One of the plants that Janaki Ammal worked upon at Wisley was on the cytogenetics of magnolia (the plant is related to the commercially desirable tea bush). To this day, just before the onset of summer, visitors to Battleston Hill, Wisley, may enjoy the sight of the magnolia shrubs that she planted. There is a small flowered variety named after her: Magnolia kobus Janaki Ammal.
Coming back home
Soon after our visit Janaki decided to return to India. She may have been encouraged by the example of her friends JB Haldane, the famous geneticist, who first used the word “clone” and anticipated a time when human beings could be replicated, who had moved to India; and Verrier Elwin, the well-known anthropologist who spent his later years living amongst the Gonds of Madhya Pradesh. It was a personal invitation from Pandit Jawaharlal Nehru that persuaded Janaki Ammal to return to India. She came back and ran the Botanical Survey of India as its Director General, setting up the Botanical Garden at Lucknow and later the one in Jammu.
She continued her friendship with Haldane when she lived in Kolkata. She referred to him as a “Naughty Man” for his advanced views on human genetics and artificial breeding of the species. Friends remember her taking a long broom and cleaning the streets outside her place of work at the famous Chowringhee lane.
An early follower of Mahatma Gandhi, she was disappointed to find when she visited his ashram at Wardha that there was no attempt at all at growing plants and making the environment beautiful for the soul. She had hoped that living at the Gandhi ashram might be like return to the hermitages of the old rishis. However simple her way of life, there would always be a place for order and beauty. It could be one beautiful print on the wall, a flat dish arranged with the orange and white parijatham flowers, or if not anything a simple brass beggar’s bowl that she had picked up during her travels.
Even earlier than Nehru, Professor CV Raman saw the spark in her and made her a Foundation Fellow of the Academy. Years later, in 1957, she was elected to Indian National Science Academy. She worked for a short while, post retirement at the Atomic Research Station at Trombay. She received the Padma Shri in 1977. Two awards were instituted in her name in 1999: the EK Janaki Ammal National Award on Plant Taxonomy and a similar one on Animal Taxonomy.
Commanding presence
Janaki was a tall and commanding presence in her prime. She tied her lustrous long hair into a loose bun at the nape of her neck. In her later years she took to wearing brilliant yellow silk sarees with a long loose blouse or jacket in the same color. Her statuesque presence reminded people of a Buddhist lady monk. Like certain Buddhist orders, she took a vow of chastity, austerity and silence for herself, limiting her needs to the barest minimum. She refused to speak about her life saying; “My work is what will survive.”
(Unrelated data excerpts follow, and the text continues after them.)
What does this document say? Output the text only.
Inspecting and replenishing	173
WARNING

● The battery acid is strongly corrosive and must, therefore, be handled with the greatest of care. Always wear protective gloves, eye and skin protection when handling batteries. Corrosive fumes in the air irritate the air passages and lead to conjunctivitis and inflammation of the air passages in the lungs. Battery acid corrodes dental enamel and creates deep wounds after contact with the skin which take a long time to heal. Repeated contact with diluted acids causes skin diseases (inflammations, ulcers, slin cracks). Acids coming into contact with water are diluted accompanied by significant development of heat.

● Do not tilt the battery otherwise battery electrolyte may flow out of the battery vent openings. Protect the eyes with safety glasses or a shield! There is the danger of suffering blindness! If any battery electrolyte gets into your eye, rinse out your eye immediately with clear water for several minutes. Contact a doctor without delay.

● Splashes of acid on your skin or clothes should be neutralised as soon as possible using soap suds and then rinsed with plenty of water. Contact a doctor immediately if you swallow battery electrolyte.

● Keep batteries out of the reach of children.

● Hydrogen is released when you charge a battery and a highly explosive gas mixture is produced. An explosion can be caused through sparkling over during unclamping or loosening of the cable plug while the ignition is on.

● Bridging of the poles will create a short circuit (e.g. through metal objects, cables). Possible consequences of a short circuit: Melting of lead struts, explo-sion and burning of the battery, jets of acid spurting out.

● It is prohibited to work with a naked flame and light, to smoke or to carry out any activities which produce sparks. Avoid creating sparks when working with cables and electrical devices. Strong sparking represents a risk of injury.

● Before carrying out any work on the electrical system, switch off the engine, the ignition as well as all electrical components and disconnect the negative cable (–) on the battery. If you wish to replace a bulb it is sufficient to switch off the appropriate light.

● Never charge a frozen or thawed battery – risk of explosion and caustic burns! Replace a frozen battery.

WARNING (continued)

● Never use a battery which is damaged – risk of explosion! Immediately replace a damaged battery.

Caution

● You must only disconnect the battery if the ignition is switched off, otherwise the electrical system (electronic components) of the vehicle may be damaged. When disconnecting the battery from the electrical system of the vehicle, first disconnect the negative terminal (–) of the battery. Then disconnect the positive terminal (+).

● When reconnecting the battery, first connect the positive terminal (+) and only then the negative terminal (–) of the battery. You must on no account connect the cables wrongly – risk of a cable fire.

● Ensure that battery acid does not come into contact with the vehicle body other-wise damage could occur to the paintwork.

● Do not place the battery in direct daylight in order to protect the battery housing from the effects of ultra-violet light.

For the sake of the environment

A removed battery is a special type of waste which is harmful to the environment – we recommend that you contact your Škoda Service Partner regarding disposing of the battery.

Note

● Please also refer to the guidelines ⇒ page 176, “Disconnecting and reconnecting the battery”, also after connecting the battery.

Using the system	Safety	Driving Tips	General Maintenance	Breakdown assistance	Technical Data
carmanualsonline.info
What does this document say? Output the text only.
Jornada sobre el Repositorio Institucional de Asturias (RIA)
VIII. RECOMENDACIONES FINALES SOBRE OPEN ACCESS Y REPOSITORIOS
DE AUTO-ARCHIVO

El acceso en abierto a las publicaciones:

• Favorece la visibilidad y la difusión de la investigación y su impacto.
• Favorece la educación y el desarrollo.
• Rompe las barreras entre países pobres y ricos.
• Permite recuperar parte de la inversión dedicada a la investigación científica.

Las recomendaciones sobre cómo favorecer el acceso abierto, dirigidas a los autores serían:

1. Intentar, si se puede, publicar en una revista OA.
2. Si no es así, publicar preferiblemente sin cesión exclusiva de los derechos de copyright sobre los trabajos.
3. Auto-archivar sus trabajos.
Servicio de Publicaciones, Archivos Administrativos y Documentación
In her last years, she returned in 1970 as Emeritus Scientist to Maduraivoyal, outside of Chennai where there was a field research station for advanced studies in botany. Her main interest was in the rearing and care of a large family of cats and kittens. Her training as a geneticist and a teacher led her to track down and discover subtle differentiations in the characteristics of the kittens under her care.
She died in 1984. Even though, she never achieved the acclaim that she deserved in her lifetime, her spirit lives on in different ways.
Every time you take a spoonful of sugar grown by the Indian sugarcane farmer, it’s worth remembering Dr Janaki Ammal. Her research is what added that extra bit of sweetness.